It's been a while since my last post and while much has changed, you can't count the market averages among the changes. On August 1st, the date of my last post, the Dow stood at 11,125.73. Today we closed at 11,076.18. Between those two dates we got an employment report that showed job growth still slowing, a report showing productivity falling and wage inflation rising, various reports confirming the slowdown in the housing market, a shutdown of the largest US oil field in Prudhoe Bay and a pause in the Fed's rate hiking campaign. That sure seems like a lot of info for such litte movement in the averages.
Only one of these things was unexpected -- the Prudhoe Bay shutdown -- and that didn't exactly start a trend. Oil prices have been rising for some time due to various factors, so adding another didn't seem to matter much. All the other items were well anticipated by the market and it's usually the unanticipated event that causes big changes in the market. Welcome to the summer doldrums.
The sentiment about stocks and the economy are quite negative right now, so any positive devlopment would certainly be unexpected.

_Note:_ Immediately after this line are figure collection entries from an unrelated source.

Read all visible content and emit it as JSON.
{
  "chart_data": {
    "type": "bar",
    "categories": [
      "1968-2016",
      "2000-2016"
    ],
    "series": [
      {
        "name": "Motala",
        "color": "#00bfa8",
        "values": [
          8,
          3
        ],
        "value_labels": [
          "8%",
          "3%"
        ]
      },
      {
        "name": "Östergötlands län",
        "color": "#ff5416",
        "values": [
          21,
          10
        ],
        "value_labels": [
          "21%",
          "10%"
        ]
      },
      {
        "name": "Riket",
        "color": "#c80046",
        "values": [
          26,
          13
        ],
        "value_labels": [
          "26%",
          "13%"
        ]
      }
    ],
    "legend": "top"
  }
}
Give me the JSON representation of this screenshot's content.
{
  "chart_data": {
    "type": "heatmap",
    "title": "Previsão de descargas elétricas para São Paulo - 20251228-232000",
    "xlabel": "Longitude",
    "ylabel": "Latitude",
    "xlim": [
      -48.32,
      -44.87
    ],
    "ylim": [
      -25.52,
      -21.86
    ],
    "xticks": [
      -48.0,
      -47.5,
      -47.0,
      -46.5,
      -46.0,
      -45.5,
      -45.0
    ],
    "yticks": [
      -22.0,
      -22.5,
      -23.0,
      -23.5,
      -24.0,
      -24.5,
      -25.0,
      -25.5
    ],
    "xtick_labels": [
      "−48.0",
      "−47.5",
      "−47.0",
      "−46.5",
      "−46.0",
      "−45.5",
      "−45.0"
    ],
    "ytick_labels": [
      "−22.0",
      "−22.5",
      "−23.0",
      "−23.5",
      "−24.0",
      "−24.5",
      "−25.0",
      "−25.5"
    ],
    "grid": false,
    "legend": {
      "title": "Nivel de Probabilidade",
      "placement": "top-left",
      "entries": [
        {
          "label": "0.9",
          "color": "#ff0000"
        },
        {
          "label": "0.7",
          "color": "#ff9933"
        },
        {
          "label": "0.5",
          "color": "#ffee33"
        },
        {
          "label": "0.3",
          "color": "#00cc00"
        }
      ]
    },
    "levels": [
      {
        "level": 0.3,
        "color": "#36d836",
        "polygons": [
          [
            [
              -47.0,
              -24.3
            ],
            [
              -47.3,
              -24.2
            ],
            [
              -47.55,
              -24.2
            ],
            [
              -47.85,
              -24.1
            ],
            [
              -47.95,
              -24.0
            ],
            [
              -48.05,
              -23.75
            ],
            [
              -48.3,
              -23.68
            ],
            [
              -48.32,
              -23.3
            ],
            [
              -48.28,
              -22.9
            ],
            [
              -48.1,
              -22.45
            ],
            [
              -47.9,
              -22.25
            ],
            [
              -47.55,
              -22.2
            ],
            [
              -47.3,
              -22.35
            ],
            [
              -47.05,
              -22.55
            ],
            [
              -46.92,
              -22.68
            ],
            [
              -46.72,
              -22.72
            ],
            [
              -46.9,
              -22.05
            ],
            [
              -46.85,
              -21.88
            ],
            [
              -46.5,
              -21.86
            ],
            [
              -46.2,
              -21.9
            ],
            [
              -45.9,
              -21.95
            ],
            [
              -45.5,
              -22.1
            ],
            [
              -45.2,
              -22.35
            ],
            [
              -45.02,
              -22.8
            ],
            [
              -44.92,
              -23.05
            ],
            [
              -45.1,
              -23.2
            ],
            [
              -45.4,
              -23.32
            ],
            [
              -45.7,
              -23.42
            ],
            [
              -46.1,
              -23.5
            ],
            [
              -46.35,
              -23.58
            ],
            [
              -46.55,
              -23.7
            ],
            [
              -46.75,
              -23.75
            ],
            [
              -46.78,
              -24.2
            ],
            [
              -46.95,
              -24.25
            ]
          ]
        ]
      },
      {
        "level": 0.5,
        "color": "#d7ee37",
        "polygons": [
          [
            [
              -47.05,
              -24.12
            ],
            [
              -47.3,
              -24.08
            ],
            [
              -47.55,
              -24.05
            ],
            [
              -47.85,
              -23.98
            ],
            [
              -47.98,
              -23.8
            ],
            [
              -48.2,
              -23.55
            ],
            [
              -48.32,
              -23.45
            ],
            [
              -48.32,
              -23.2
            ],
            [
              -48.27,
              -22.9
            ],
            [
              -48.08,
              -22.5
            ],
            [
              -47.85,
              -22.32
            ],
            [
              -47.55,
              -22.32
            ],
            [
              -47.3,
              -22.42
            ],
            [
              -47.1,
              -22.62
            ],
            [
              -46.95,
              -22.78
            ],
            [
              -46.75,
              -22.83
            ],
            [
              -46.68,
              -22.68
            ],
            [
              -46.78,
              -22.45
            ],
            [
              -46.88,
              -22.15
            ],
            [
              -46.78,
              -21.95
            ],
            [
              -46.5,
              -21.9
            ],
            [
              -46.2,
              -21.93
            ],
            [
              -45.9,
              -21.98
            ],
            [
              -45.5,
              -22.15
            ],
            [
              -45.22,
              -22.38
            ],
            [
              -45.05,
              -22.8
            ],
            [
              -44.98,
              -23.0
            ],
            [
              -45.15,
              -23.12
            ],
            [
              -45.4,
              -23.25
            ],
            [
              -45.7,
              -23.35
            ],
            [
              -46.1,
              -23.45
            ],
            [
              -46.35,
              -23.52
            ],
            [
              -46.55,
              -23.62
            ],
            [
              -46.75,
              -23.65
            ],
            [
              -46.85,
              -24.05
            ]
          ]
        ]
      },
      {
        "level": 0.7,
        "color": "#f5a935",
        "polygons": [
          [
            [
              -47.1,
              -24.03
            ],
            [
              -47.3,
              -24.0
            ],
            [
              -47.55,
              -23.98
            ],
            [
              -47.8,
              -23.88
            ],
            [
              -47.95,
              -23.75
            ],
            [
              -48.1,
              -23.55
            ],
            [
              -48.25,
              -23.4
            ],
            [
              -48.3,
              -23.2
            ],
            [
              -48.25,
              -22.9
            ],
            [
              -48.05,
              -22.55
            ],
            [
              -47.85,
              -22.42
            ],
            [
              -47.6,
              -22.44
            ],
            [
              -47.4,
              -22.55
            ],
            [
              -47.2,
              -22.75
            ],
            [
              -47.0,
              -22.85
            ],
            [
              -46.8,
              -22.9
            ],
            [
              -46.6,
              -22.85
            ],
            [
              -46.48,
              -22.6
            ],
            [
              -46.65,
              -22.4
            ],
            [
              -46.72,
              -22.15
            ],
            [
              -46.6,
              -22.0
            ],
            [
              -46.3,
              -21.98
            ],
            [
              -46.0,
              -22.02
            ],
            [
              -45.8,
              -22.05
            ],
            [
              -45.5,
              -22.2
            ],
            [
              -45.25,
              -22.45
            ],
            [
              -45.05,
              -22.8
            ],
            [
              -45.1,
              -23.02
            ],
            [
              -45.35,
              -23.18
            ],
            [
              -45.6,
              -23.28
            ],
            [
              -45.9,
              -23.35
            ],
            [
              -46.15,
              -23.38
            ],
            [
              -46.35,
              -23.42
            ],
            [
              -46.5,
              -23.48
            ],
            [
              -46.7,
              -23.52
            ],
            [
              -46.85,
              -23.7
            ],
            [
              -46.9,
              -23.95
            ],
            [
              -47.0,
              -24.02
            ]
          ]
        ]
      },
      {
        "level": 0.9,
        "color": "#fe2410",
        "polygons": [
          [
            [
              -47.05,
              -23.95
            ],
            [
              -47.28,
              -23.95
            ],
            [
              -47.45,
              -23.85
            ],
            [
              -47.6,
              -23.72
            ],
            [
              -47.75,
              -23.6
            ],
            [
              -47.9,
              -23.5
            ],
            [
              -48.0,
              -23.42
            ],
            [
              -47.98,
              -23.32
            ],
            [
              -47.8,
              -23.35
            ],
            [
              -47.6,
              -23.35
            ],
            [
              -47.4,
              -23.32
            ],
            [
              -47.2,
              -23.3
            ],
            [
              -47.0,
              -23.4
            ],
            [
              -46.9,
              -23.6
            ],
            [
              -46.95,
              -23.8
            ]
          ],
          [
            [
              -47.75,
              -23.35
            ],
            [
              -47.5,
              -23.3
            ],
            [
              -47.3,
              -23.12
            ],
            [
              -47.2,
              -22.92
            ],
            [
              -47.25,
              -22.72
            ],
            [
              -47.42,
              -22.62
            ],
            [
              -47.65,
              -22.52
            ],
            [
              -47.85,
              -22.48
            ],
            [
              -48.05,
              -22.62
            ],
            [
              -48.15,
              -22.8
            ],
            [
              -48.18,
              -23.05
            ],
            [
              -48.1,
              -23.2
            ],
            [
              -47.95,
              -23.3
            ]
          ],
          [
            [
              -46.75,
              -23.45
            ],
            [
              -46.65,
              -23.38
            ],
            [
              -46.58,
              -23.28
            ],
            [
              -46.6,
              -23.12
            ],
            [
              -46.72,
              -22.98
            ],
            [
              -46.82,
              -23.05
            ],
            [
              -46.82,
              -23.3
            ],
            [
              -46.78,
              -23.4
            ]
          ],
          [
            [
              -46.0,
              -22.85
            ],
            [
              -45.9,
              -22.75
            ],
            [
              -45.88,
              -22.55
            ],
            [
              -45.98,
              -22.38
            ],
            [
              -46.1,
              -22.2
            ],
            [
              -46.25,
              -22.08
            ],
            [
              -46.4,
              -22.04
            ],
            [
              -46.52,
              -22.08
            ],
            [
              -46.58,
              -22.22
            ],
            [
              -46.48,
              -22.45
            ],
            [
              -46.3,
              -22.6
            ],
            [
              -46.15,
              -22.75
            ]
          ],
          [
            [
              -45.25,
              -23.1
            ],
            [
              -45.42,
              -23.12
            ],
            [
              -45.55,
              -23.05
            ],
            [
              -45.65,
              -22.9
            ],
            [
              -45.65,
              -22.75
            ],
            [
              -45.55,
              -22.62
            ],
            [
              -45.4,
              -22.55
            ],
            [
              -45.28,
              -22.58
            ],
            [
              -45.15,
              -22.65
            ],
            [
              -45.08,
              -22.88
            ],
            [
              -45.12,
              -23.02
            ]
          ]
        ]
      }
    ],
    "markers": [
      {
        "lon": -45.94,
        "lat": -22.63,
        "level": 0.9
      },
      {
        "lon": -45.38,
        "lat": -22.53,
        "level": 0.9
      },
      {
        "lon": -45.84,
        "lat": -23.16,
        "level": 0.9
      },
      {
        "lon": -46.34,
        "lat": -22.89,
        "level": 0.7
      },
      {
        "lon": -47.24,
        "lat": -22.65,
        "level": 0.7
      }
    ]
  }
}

I don't know what the news will be, but experience tells me that when sentiment is this negative, something usually comes along that surprises the crowd.
It's interesting to observe the buyers and sellers in this market. On the buy side you have private equity funds and corporations, mostly buying back their own stock but with some merger activity thrown in. On the sell side is mostly the retail crowd. There were outflows from open end equity mutual funds in June and July, indicating that the average investor was getting out as the market fell. Interestingly, ETFs continue to attract new funds; including ETFs there were inflows to equity mutual funds during July. Since, the ETFs are being increasingly traded by hedge funds, one could argue that ETF inflows during July were a result of professional traders buying rather than retail investors.
So, the pros are buying and the average investor is selling. I suppose this could be the one time when the retail do it yourself investor is right, but I'm not betting on it. My guess is that by the end of this year, those June and July sellers will be regretting that decision. And preparing to pay a tax bill as well.